Ein mathematisches Projekt Begonnen hatte alles als mathematisches Experiment. Die Wissenschaftsjournalistin Margaret Wertheim und ihre Zwillingsschwester Christine hatten 2003 in Los Angeles das Institute For Figuring gegründet, um das öffentliche Verständnis für die poetischen und ästhetischen Dimensionen von Wissenschaft und Mathematik zu fördern. Eine Idee befasste sich mit der hyperbolischen Geometrie, eine Alternative zur zweidimensionalen euklidischen Geometrie.

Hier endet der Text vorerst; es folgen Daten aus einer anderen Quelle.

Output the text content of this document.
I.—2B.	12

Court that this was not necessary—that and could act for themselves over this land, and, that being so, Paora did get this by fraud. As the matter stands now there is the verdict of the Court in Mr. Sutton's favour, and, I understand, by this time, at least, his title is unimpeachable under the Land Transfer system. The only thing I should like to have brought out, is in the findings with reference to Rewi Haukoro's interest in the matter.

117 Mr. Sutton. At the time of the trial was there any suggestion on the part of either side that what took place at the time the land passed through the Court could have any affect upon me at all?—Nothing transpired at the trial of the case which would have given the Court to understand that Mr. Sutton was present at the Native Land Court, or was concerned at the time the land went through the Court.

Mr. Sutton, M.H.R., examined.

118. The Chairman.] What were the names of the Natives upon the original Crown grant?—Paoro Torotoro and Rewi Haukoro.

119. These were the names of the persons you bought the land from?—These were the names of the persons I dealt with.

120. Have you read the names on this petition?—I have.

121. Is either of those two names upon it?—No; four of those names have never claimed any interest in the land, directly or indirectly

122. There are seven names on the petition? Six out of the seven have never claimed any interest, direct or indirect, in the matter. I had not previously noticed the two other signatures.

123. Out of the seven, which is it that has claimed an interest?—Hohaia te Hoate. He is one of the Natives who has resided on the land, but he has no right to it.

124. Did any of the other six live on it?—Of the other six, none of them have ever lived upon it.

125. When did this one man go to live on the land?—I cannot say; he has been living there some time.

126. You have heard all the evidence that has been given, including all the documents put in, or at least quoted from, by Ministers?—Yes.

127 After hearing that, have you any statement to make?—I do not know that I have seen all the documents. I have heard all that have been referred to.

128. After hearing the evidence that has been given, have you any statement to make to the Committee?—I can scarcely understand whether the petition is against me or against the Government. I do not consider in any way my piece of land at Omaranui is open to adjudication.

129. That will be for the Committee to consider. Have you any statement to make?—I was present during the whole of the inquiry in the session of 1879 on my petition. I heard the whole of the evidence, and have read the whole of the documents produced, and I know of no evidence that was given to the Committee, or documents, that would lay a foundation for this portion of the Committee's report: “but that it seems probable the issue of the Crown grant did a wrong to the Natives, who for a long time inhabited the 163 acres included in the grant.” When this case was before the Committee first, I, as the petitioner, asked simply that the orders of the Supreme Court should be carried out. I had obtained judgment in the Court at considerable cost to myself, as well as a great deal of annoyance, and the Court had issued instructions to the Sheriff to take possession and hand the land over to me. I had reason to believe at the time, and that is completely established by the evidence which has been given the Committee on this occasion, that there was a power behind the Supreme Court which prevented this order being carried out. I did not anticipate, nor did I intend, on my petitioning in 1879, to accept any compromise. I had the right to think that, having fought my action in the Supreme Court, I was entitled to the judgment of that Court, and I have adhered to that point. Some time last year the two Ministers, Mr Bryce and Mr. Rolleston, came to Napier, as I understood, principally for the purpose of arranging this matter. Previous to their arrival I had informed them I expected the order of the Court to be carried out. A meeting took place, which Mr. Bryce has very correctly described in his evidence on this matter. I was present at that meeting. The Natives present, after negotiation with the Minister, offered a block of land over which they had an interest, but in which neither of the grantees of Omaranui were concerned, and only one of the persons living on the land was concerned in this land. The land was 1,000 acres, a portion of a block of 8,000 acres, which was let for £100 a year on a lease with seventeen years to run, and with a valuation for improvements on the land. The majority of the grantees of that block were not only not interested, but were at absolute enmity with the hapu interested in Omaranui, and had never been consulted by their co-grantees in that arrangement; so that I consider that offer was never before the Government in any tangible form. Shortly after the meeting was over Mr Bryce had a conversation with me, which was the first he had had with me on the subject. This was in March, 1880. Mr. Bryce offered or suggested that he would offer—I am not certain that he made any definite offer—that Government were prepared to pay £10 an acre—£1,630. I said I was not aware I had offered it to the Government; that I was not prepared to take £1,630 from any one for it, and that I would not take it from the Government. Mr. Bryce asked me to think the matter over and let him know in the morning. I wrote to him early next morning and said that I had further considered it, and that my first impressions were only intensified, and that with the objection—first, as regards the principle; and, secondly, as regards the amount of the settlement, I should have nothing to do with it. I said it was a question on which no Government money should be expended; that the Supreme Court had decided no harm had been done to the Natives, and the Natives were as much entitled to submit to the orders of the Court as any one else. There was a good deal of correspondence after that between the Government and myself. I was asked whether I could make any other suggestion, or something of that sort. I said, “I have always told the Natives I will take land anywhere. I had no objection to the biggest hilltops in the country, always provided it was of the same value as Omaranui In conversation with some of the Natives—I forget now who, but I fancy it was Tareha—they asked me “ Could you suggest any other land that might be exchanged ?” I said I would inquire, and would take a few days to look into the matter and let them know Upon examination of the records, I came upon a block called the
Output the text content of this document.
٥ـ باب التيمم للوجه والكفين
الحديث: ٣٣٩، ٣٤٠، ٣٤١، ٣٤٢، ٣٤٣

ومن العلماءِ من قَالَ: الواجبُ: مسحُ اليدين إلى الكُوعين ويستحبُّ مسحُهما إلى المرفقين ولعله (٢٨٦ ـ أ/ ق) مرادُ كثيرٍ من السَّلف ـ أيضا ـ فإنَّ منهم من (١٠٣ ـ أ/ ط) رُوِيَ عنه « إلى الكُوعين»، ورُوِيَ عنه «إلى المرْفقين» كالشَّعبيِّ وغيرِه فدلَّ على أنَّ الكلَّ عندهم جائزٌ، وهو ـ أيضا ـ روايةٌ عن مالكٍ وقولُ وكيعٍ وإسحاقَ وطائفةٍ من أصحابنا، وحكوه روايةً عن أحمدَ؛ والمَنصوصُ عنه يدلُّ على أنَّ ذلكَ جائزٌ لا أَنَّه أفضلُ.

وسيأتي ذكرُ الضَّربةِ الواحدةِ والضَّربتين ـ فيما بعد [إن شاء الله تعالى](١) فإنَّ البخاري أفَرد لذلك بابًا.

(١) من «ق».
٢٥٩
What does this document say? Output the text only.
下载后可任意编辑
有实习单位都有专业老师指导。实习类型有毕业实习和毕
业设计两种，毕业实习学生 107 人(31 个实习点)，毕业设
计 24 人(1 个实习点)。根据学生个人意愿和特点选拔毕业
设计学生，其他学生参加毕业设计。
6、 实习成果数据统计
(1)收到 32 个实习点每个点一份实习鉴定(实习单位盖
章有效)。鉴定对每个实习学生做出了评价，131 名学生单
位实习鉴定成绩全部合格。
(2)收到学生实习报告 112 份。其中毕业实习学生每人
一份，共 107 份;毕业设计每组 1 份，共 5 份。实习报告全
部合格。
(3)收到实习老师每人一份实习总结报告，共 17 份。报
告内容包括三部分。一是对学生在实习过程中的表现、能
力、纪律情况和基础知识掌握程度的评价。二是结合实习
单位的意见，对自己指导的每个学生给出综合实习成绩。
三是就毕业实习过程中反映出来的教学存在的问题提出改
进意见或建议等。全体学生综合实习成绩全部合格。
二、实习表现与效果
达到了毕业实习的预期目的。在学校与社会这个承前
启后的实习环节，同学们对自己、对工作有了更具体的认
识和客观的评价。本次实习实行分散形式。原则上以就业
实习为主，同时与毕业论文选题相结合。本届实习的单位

Die beiden kamen mit der Mathematikerin und Häklerin Daina Taimina in Kontakt, die herausgefunden hat, wie man Häkelmodelle mit einer bestimmten mathematischen Oberfläche anfertigt. Die Geschwister begannen, diese Modelle zu häkeln und etwa nach einem Jahr hatten sie einen ganzen Stapel davon angefertigt. Und Christine sagte: „Oh, das sieht aus wie ein Korallenriff, wir könnten ein Korallenriff daraus häkeln.“ Und Margaret antwortete: „Wir könnten nicht, wir machen!“, so können die Besucher des Museums auf dem Audioguide die Entstehungsgeschichte des ausgestellten Häkelkorallenriffs nachverfolgen.
Ein Umweltschutzprojekt Kurze Zeit später lud die Andy-Warhol-Stiftung die beiden Künstlerinnen ein, ihr Werk als Teil einer Ausstellung über Erderwärmung zu präsentieren. Aber zum damaligen Zeitpunkt hatten die Schwestern noch kein Riff entsprechenden Ausmaßes fertiggestellt, deshalb starteten sie einen Aufruf und baten um Unterstützung bei der Handarbeit. Daraufhin sandten ihnen viele Menschen Korallen zu. Inzwischen haben sich Zigtausende rund um den Globus an dem Gesamtkunstwerk beteiligt.
Es zeigt nicht nur die Schönheit der Riffe, sondern weist auch auf die Verschmutzung der Meere durch Plastikmüll hin, der wie ein Gift die Meeresbewohner durchkriecht, und macht durch weiße Häkelarbeiten, die die Korallenbleiche symbolisieren, auf die Zerstörung der Korallenriffe aufmerksam.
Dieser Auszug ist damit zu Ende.